Re:Will it really go the pulseaudio way? (0)

Anonymous Coward | about 2 months ago | (#47053803)

Wayland will never support remote display because that's not not it works. Someone could write a compositor that does the job, but the best anyone has come up with is VNC... ...which, IMHO, makes X11 look like a snappy protocol.

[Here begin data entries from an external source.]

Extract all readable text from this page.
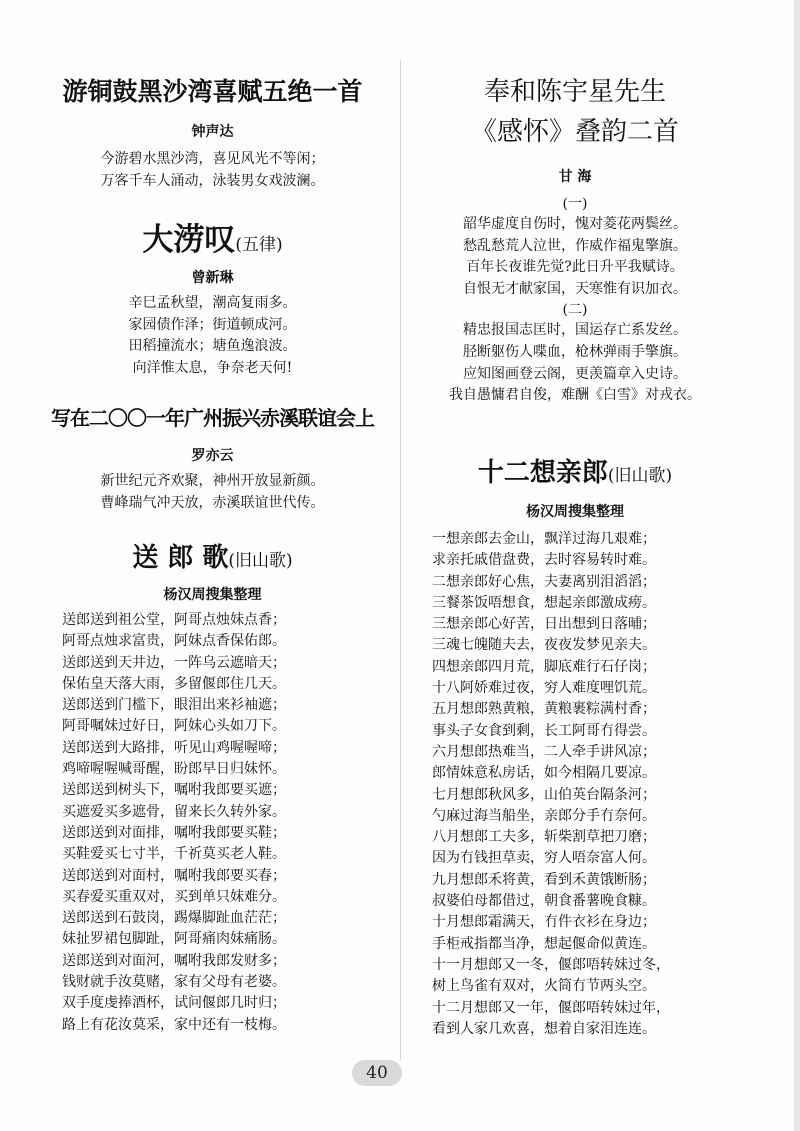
游铜鼓黑沙湾喜赋五绝一首
钟声达
今游碧水黑沙湾，喜见风光不等闲；
万客千车人涌动，泳装男女戏波澜。
大涝叹(五律)
曾新琳
辛巳孟秋望，潮高复雨多。
家园债作泽；街道顿成河。
田稻撞流水；塘鱼逸浪波。
向洋惟太息，争奈老天何!
写在二〇〇一年广州振兴赤溪联谊会上
罗亦云
新世纪元齐欢聚，神州开放显新颜。
曹峰瑞气冲天放，赤溪联谊世代传。
送 郎 歌(旧山歌)
杨汉周搜集整理
送郎送到祖公堂，阿哥点烛妹点香；
阿哥点烛求富贵，阿妹点香保佑郎。
送郎送到天井边，一阵乌云遮暗天；
保佑皇天落大雨，多留偃郎住几天。
送郎送到门槛下，眼泪出来衫袖遮；
阿哥嘱妹过好日，阿妹心头如刀下。
送郎送到大路排，听见山鸡喔喔啼；
鸡啼喔喔喊哥醒，盼郎早日归妹怀。
送郎送到树头下，嘱咐我郎要买遮；
买遮爱买多遮骨，留来长久转外家。
送郎送到对面排，嘱咐我郎要买鞋；
买鞋爱买七寸半，千祈莫买老人鞋。
送郎送到对面村，嘱咐我郎要买春；
买春爱买重双对，买到单只妹难分。
送郎送到石鼓岗，踢爆脚趾血茫茫；
妹扯罗裙包脚趾，阿哥痛肉妹痛肠。
送郎送到对面河，嘱咐我郎发财多；
钱财就手汝莫赌，家有父母有老婆。
双手度虔捧酒杯，试问偃郎几时归；
路上有花汝莫采，家中还有一枝梅。
奉和陈宇星先生
《感怀》叠韵二首
甘 海
(一)
韶华虚度自伤时，愧对菱花两鬓丝。
愁乱愁荒人泣世，作威作福鬼擎旗。
百年长夜谁先觉?此日升平我赋诗。
自恨无才献家国，天寒惟有识加衣。
(二)
精忠报国志匡时，国运存亡系发丝。
胫断躯伤人喋血，枪林弹雨手擎旗。
应知图画登云阁，更羡篇章入史诗。
我自愚慵君自俊，难酬《白雪》对戎衣。
十二想亲郎(旧山歌)
杨汉周搜集整理
一想亲郎去金山，飘洋过海几艰难；
求亲托戚借盘费，去时容易转时难。
二想亲郎好心焦，夫妻离别泪滔滔；
三餐茶饭唔想食，想起亲郎激成痨。
三想亲郎心好苦，日出想到日落晡；
三魂七魄随夫去，夜夜发梦见亲夫。
四想亲郎四月荒，脚底难行石仔岗；
十八阿娇难过夜，穷人难度哩饥荒。
五月想郎熟黄粮，黄粮裹粽满村香；
事头子女食到剩，长工阿哥冇得尝。
六月想郎热难当，二人牵手讲风凉；
郎情妹意私房话，如今相隔几要凉。
七月想郎秋风多，山伯英台隔条河；
勺麻过海当船坐，亲郎分手冇奈何。
八月想郎工夫多，斩柴割草把刀磨；
因为冇钱担草卖，穷人唔奈富人何。
九月想郎禾将黄，看到禾黄饿断肠；
叔婆伯母都借过，朝食番薯晚食糠。
十月想郎霜满天，冇件衣衫在身边；
手柜戒指都当净，想起偃命似黄连。
十一月想郎又一冬，偃郎唔转妹过冬，
树上鸟雀有双对，火筒冇节两头空。
十二月想郎又一年，偃郎唔转妹过年，
看到人家几欢喜，想着自家泪连连。
40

With any luck someone will write something of value, but I'm not holding my breath. I'm guessing we'll end up with Wayland -> VNC -> X11 Display showing VNC window -> NX. Fuck me. Client server will die with Wayland. :( No, it's really not for the better.

Too bad it's throwing the baby out with the bathwater. Can't seem to get any middle ground these days, what with this and systemd.

Re:Will it really go the pulseaudio way? (2)

Microlith (54737) | about 2 months ago | (#47053877)

Wayland will never support remote display because that's not not it works.

Wayland does not work over a network inherently, but there's no reason you couldn't forward the buffers over the network and have them composited remotely.

Someone could write a compositor that does the job, but the best anyone has come up with is VNC... ...which, IMHO, makes X11 look like a snappy protocol.

Except that X11 over the network with any modern toolkit is already effectively forcing X11 to do what Wayland will do - only X11 does it badly and without compression. And VNC sucks because it has to poll the whole desktop - Wayland could forward individual applications.

Re:Will it really go the pulseaudio way? (1)

tlhIngan (30335) | about 2 months ago | (#47053909)

Except that X11 over the network with any modern toolkit is already effectively forcing X11 to do what Wayland will do - only X11 does it badly and without compression

Well, you could run it over SSH with compression enabled.

Though, run something like firefox over remote X, and that's a real dog. You could pretty much download and install firefox locally before the remote X version of firefox would even give a hint that it's starting.

(I had to remote firefox because we were diagnosing an issue where some machines could access a website and others couldn't so I needed some more data).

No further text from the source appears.